Em maio de 2017, Cármen Lúcia voltou a constranger a maioria masculina no plenário ressaltando o quanto ela e Rosa Weber são muito mais interrompidas que os ministros. Na oportunidade, Cármen destacou que pesquisa feita à época pela Northwestern Pritzker School of Law, sediada em Chicago, apontava que nos Estados Unidos em todas as cortes constitucionais onde há mulheres elas são 18 vezes mais aparteadas que os ministros. Corrigindo o ministro Luiz Fux, que afirmara que “concederia” o tempo a Rosa Weber quando na verdade era a vez da ministra proferir seu voto no julgamento em questão, Cármen Lúcia ressaltou que a diferença no Supremo brasileiro é que aqui “não nos deixam falar”. No Dia Internacional da Mulher do ano passado, novamente a atual ocupante da Presidência do STF rebateu uma felicitação do ministro Roberto Barroso dirigida a ela e a Rosa Weber lembrando que as mulheres têm um só dia em sua homenagem enquanto os homens têm “todos os outros”.

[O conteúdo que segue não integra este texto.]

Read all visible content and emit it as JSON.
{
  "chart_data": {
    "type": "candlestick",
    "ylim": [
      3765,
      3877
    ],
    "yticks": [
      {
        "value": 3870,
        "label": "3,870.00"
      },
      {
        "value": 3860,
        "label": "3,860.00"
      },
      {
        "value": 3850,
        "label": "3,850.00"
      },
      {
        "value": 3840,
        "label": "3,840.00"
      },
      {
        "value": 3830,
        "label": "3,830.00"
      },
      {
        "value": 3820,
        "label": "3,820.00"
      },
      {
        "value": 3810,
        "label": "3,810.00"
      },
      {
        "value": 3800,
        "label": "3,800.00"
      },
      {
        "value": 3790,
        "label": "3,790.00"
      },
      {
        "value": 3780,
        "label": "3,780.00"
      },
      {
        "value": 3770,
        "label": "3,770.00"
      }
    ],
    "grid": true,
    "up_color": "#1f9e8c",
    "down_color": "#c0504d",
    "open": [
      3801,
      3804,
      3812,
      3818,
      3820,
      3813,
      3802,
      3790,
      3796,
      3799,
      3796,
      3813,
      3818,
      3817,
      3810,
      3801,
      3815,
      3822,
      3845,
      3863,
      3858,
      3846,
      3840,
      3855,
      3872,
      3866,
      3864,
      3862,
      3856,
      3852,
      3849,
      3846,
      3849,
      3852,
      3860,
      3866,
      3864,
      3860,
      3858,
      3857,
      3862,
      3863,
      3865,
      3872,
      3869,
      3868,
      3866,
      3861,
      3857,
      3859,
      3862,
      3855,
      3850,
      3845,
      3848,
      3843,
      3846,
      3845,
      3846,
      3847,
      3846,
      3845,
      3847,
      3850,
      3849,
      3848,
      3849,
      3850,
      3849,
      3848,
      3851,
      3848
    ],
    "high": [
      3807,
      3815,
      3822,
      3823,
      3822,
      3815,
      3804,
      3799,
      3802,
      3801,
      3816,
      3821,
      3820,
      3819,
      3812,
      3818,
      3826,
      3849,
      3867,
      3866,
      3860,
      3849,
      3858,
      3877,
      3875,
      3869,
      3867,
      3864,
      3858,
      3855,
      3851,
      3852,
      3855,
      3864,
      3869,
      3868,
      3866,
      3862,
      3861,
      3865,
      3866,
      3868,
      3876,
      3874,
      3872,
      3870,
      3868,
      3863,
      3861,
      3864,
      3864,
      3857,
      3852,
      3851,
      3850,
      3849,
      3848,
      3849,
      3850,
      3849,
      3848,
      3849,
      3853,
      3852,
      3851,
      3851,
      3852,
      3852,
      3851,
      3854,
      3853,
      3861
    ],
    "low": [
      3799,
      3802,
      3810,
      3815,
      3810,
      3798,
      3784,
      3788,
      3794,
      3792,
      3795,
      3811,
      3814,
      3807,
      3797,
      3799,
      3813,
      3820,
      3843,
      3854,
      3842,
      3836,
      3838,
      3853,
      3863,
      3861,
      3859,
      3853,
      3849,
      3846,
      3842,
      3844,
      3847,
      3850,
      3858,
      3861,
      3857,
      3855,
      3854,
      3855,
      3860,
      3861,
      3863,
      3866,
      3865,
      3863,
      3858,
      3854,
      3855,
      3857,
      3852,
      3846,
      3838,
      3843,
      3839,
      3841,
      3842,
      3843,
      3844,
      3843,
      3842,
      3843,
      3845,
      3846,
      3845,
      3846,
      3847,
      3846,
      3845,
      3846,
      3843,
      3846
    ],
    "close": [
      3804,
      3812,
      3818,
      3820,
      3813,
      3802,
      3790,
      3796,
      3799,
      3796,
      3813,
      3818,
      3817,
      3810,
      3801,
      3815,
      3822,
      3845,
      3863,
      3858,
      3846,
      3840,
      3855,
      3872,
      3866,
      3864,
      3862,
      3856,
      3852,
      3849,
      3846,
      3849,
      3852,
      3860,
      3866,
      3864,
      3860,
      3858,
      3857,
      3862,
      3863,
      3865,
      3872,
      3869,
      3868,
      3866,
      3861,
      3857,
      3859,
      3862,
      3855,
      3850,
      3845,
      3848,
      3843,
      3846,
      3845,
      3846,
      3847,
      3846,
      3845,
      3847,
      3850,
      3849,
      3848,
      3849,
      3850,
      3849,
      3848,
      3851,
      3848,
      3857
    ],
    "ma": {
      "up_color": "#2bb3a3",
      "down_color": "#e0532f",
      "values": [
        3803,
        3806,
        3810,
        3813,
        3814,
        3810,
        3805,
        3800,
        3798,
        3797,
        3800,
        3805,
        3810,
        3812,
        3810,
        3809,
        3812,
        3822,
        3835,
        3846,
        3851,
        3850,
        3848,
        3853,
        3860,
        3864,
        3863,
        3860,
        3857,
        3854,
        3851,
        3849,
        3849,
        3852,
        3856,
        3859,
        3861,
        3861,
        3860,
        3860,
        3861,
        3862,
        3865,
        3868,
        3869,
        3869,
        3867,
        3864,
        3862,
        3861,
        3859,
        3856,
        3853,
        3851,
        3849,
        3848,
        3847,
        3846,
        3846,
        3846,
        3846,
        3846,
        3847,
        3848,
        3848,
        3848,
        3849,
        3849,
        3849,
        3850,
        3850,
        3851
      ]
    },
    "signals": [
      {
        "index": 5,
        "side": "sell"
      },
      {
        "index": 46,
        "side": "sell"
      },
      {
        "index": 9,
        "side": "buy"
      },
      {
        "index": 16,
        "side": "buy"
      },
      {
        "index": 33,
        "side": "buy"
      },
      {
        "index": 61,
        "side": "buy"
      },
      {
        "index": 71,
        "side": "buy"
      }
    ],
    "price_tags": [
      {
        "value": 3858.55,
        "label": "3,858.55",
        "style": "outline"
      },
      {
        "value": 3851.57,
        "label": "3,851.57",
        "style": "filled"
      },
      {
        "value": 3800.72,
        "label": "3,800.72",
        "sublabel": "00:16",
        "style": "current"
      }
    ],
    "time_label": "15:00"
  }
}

Em fevereiro deste ano, quando do lançamento da pesquisa sobre o perfil das associadas à Ajufe (Associação dos Juízes Federais), o site noticioso ‘Poder 360’ destacou que o TRF-5 (que tem jurisdição sobre os estados de Alagoas, Ceará, Paraíba, Pernambuco, Rio Grande do Norte e Sergipe) jamais admitiu uma magistrada de carreira.

No Ministério Público também há exemplos gritantes do machismo num ambiente onde deveria primar a garantia do respeito às leis e ao Direito. Em 2016, o promotor Alexandre Joppert escandalizou o país ao comentar, na condição de examinador durante a aplicação de prova oral num concurso para ingresso no Ministério Público do Rio de Janeiro, que num caso de estupro coletivo o autor que efetivamente perpetrava o ato “ficou com a melhor parte, dependendo da vítima”. O episódio ocorreu enquanto ainda repercutia na mídia o caso da adolescente violentada por 33 homens numa favela da capital fluminense. Joppert chegou a sofrer processo administrativo e teria sido punido. A sanção, no entanto, não foi publicizada porque o processo correu em segredo de justiça.

Apesar dos avanços conquistados pelas mulheres na sociedade brasileira, os exemplos demonstram a importância de debater a questão do machismo, do racismo e do elitismo que norteiam a concepção do Judiciário brasileiro. O Sintrajud vem buscando avançar neste debate com a organização do Coletivo de Mulheres do sindicato, que realiza reuniões bimestrais abertas a todas as mulheres da categoria e terceirizadas. O próximo encontro do Coletivo, que também impulsiona uma campanha contra o assédio sexual no Judiciário Federal em São Paulo, acontece no dia 18 de agosto.